Le spectateur retrouve Edee Mathis (Wright) à un moment particulièrement douloureux de son existence — une tragédie aux circonstances inconnues. Un court retour en arrière avec sa sœur révèle que celle-ci craint pour sa vie…

Edee part se réfugier dans un lieu isolé du Wyoming (en réalité, les Rocheuses en Alberta). La citadine n’a pas le minimum pour survivre dans ce milieu sauvage et impitoyable, magnifiquement filmé et souvent superbement cadré. Miguel (Demián Bichir), un chasseur local, va découvrir la survivaliste débutante à deux doigts de la mort.

Une épreuve à laquelle, c’est écrit dans le ciel, l’ermite survit. Il ne s’agit d’ailleurs pas de l’enjeu du film, qui examine plutôt la relation particulière qui se développe entre les deux protagonistes. La femme blessée doit baisser ses défenses pour laisser ce bon samaritain lui offrir sa compassion.

Wright (Wonder Woman, Blade Runner 2049), qui joue le rôle principal et produit, aurait peut-être eu avantage à écrire aussi le scénario… Land démontre sans nul doute qu’elle a ce qu’il faut du côté cinématographique — la réalisation de quelques épisodes de House of Cards, où elle interprétait Claire Underwood, lui a permis de se faire la main.

Le contraste entre ce rôle, une arriviste froide et calculatrice, et celui d’Edee Mathis, une femme blessée au bord de la catastrophe, démontre l’étendue de sa palette d’actrice dans une interprétation qui demande beaucoup d’intériorité. Cette ermite volontaire doit exprimer ses émotions, sa détresse surtout, par le regard et son visage.

Même l’arrivée de Miguel, un taiseux qu’Edee surnomme Yoda, ne fait pas augmenter de façon significative les dialogues, réduits à leur plus simple expression.

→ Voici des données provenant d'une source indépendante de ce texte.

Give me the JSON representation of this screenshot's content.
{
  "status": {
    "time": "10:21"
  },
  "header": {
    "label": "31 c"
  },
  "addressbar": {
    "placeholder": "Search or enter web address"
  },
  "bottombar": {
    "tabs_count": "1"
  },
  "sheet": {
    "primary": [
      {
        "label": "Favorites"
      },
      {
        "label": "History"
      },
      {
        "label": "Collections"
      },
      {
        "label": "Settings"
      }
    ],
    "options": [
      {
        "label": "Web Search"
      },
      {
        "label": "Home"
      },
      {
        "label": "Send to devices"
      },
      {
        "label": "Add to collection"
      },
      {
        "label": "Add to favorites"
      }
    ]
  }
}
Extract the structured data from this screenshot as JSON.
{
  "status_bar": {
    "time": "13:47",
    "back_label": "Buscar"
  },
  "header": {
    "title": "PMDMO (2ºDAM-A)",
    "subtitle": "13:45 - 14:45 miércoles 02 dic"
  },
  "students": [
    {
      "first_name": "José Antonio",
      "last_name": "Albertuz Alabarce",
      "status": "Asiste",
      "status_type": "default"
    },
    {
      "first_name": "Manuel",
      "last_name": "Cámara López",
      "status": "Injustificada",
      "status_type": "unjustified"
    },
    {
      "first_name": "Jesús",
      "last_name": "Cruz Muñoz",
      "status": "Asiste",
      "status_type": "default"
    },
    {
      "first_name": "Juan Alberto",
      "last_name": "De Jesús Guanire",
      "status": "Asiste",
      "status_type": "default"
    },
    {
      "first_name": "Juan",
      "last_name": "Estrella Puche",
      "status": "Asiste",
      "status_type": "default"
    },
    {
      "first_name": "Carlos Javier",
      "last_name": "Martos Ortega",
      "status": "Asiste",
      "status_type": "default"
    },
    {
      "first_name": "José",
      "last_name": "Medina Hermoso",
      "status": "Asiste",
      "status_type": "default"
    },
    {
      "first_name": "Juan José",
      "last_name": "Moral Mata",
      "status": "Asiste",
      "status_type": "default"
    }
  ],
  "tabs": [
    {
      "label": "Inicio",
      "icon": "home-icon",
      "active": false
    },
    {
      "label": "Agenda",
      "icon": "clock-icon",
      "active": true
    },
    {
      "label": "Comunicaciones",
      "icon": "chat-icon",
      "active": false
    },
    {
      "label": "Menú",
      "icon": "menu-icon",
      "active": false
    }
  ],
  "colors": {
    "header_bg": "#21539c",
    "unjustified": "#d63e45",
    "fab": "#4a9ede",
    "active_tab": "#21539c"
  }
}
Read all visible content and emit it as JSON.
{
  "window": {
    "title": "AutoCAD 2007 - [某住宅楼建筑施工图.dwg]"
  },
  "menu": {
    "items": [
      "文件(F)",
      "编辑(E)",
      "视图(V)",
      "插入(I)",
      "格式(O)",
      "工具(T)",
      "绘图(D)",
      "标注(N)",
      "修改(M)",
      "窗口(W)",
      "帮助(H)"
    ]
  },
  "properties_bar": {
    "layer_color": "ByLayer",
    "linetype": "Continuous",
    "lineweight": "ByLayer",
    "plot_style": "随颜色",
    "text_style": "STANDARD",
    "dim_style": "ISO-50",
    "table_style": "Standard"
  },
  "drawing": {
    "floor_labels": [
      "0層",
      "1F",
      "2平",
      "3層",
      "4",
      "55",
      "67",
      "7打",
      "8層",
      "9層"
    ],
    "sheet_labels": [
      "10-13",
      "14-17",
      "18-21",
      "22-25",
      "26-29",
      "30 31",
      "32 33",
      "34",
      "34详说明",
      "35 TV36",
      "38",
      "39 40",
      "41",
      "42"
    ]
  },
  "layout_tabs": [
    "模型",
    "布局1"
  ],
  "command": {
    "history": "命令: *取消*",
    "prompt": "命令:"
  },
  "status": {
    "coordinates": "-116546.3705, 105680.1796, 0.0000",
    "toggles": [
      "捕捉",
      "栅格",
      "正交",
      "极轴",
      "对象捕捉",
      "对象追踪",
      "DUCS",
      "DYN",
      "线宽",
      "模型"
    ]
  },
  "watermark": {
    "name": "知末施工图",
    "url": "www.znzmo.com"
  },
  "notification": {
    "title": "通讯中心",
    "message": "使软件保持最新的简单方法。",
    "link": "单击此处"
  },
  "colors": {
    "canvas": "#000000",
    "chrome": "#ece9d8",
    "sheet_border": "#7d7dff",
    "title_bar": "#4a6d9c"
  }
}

Ce dernier, et son chien, essaient de l’aider, sans insister, à reprendre goût à la vie.

Edee va trouver soutien et compréhension auprès de Miguel (Demián Bichir).

Land s’inscrit ici exactement à l’inverse de films comme Délivrance (John Boorman, 1972) ou La rivière sauvage (Curtis Hanson, 1994), où les locaux font figure de menace à l’existence même des citadins qui se sont aventurés sur leur territoire.

L’enrobage, en lumière naturelle et son ambiant, convient parfaitement à la période actuelle, tout comme le fait que le long métrage aborde les défis de la solitude et la résilience. De la mort aussi, qui rôde constamment autour des personnages.

On s’en doutera, la nature même du sujet impose un rythme lent, mais l’utilisation judicieuse des ellipses évite les redites et compresse le temps.

La révélation du «secret» d’Edee, à la fin, rassemble à un ballon dégonflé — le spectateur a depuis longtemps compris de quoi il retourne. Land n’apporte guère un éclairage différent sur sa thématique, souvent abordée au cinéma, au théâtre ou en littérature.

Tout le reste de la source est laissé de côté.